Acta Orthopaedica, 92:5, 503-504

Bone quality makes a difference

Hannu T. Aro
Hip

In total hip arthroplasty, poor bone quality is a major risk factor for complications. There is increasing evidence that osteoporotic patients and particularly osteoporotic females should receive a cemented prosthesis to avoid peroperative or early postoperative periprosthetic fractures, and reduce the risk of poor fixation resulting in pronounced subsidence eventually resulting in clinical loosening.

 

In cementless total hip arthroplasty, adequate initial femoral stem stability is necessary for clinical success. Clinical subsidence, measurable from routine radiographs, predisposes femoral stems to early failure (Warth et al. 2020). Avoiding undersizing the femoral stem with a meticulous broaching technique may minimize the risk of subsidence (Warth et al. 2020). The acceptable level of subsidence of cementless stems, as determined by radiostereometric analysis, is still unknown (van der Voort et al. 2015).
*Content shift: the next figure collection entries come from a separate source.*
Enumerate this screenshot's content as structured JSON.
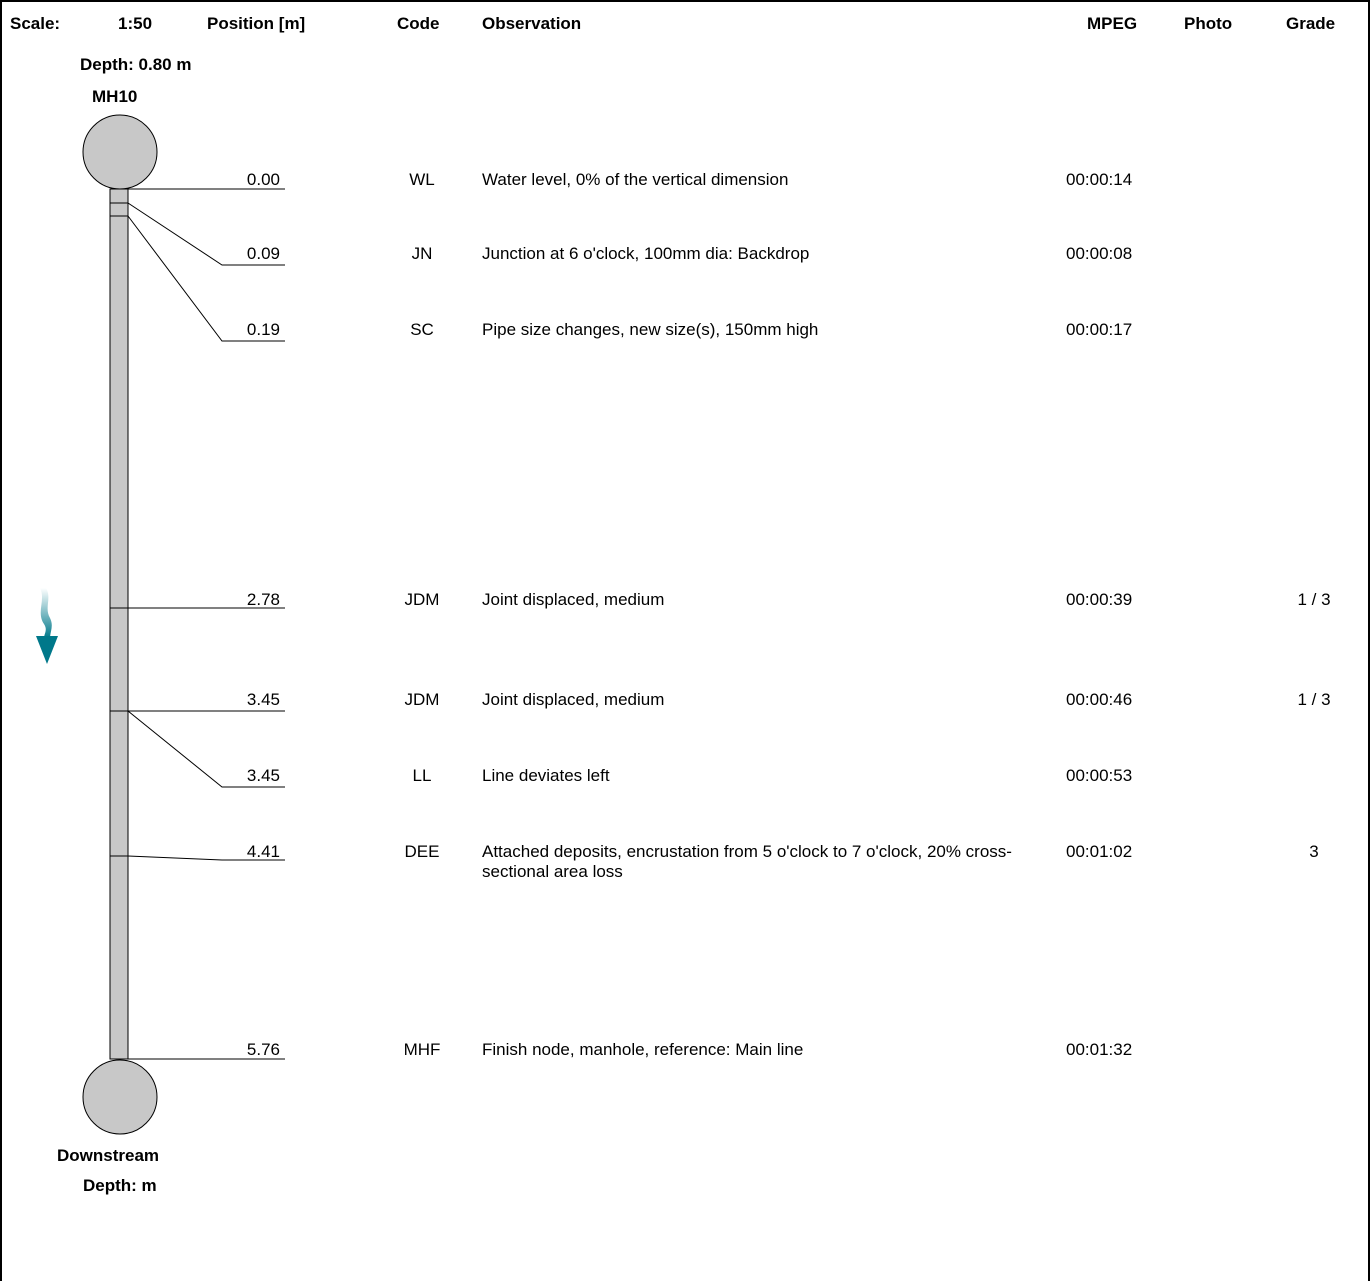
{
  "header": {
    "scale_label": "Scale:",
    "scale_value": "1:50",
    "position_label": "Position [m]",
    "code_label": "Code",
    "observation_label": "Observation",
    "mpeg_label": "MPEG",
    "photo_label": "Photo",
    "grade_label": "Grade"
  },
  "start_node": {
    "depth": "Depth: 0.80 m",
    "name": "MH10"
  },
  "end_node": {
    "name": "Downstream",
    "depth": "Depth: m"
  },
  "colors": {
    "pipe_fill": "#c8c8c8",
    "flow_arrow": "#00788a"
  },
  "flow_icon": "down-arrow-icon",
  "observations": [
    {
      "position": "0.00",
      "code": "WL",
      "text": "Water level, 0% of the vertical dimension",
      "mpeg": "00:00:14",
      "grade": ""
    },
    {
      "position": "0.09",
      "code": "JN",
      "text": "Junction at 6 o'clock, 100mm dia: Backdrop",
      "mpeg": "00:00:08",
      "grade": ""
    },
    {
      "position": "0.19",
      "code": "SC",
      "text": "Pipe size changes, new size(s), 150mm high",
      "mpeg": "00:00:17",
      "grade": ""
    },
    {
      "position": "2.78",
      "code": "JDM",
      "text": "Joint displaced, medium",
      "mpeg": "00:00:39",
      "grade": "1 / 3"
    },
    {
      "position": "3.45",
      "code": "JDM",
      "text": "Joint displaced, medium",
      "mpeg": "00:00:46",
      "grade": "1 / 3"
    },
    {
      "position": "3.45",
      "code": "LL",
      "text": "Line deviates left",
      "mpeg": "00:00:53",
      "grade": ""
    },
    {
      "position": "4.41",
      "code": "DEE",
      "text": "Attached deposits, encrustation from 5 o'clock to 7 o'clock, 20% cross-sectional area loss",
      "mpeg": "00:01:02",
      "grade": "3"
    },
    {
      "position": "5.76",
      "code": "MHF",
      "text": "Finish node, manhole, reference: Main line",
      "mpeg": "00:01:32",
      "grade": ""
    }
  ]
}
Minimal subsidence (mean 0.8 mm) has resulted in faster recovery of walking speed and walking activity with improved patient-reported outcomes (Aro et al. 2021).

 

In this issue of Acta Orthopaedica, Dyreborg et al. (2021) present results from a secondary analysis of clinical trial data. Based on dual-energy X-ray absorptiometry (DXA), the cohort (age ≤ 75 years) involved subjects with normal or osteopenic bone mineral density (BMD) of the femoral neck. The authors found no relationship between hip BMD and postoperative femoral stem subsidence.

 

In line with the results of Dyreborg et al. (2021), total hip BMD measured by DXA failed to identify women prone to stem subsidence (Nazari-Farsani et al. 2020). DXA seems to overestimate BMD of osteoarthritic hips, explaining its ability to predict stem migration. Naturally, DXA measurements from other sites (contralateral hip, lumbar spine, and distal radius) are important in the detection of undiagnosed osteoporosis.

 

Interestingly, peripheral DXA evaluation of bone quality seems to work better than hip DXA. BMD of the distal radius, measured by DXA, and cortical-bone thickness of the distal radius, measured by pulse-echo ultrasonometry, may help discriminate women at high risk of stem subsidence (Nazari-Farsani et al. 2020). Explaining the risk of subsidence, women with low cortical-bone thickness of the distal radius had lower total hip BMD and reduced thickness of the medial cortex of the proximal femur with lower stem-to-canal fill ratios.

 

Cementless stems differ in the means of obtaining cortical contact and initial stability (Khanuja et al. 2011). Stem design influences the risk of periprosthetic femoral fracture (Thien et al. 2014), postoperative bone remodeling (Karachalios et al. 2019), and stem subsidence (de Vries et al. 2014). Parallel-sided femoral stems are designed to engage the metaphyseal cortical bone in the mediolateral plane only. The stem type requires adequate bone stock and unaltered femoral geometry (Grayson and Meneghini 2017). This important instructional notice raises questions. What are the criteria for normal bone stock? Is DXA-measured osteopenia a contraindication?

 

A parallel-sided femoral stem showed subsidence (mean 1.8 mm) even in postmenopausal women with normal hip BMD and Dorr A/B femur anatomy (Nazari-Farsani et al. 2021). Analyses with quantitative computed tomography (QCT) revealed that the stem subsidence occurred in women with high bone turnover and decreased volumetric BMD of the intertrochanteric region (Aro et al. 2021). This region is critical for the stem stability.

 

In ageing women, endosteal trabeculation and increased intracortical porosity of the proximal femur (Zebaze et al. 2010) pose natural difficulties in achieving stem stability. In men, factors causing stem subsidence seem to be different, including young age, high bodyweight, and increased early postoperative activity (Bottner et al. 2005).

 

Even in women, physical activity seems to dictate the direction of stem rotation. Femoral stems are affected by high torsional moments during daily activities (Bergmann et al. 2001) and postoperative walking activity, aside from total hip BMD, is associated with stem rotation in postmenopausal women (Nazari-Farsani et al. 2021). Early walking activity creates the typical pattern of slight internal stem rotation, while stems do not rotate in women with low walking activity.

 

Stem migration does not seem to be a random event. DXA is insensitive to critical, albeit subtle, structural changes of the proximal femur. In the future, emerging robotic techniques may allow routine measurement of local volumetric BMD by means of preoperative QCT. Such an approach could improve screening of bone quality and help patient selection for the use of cementless techniques.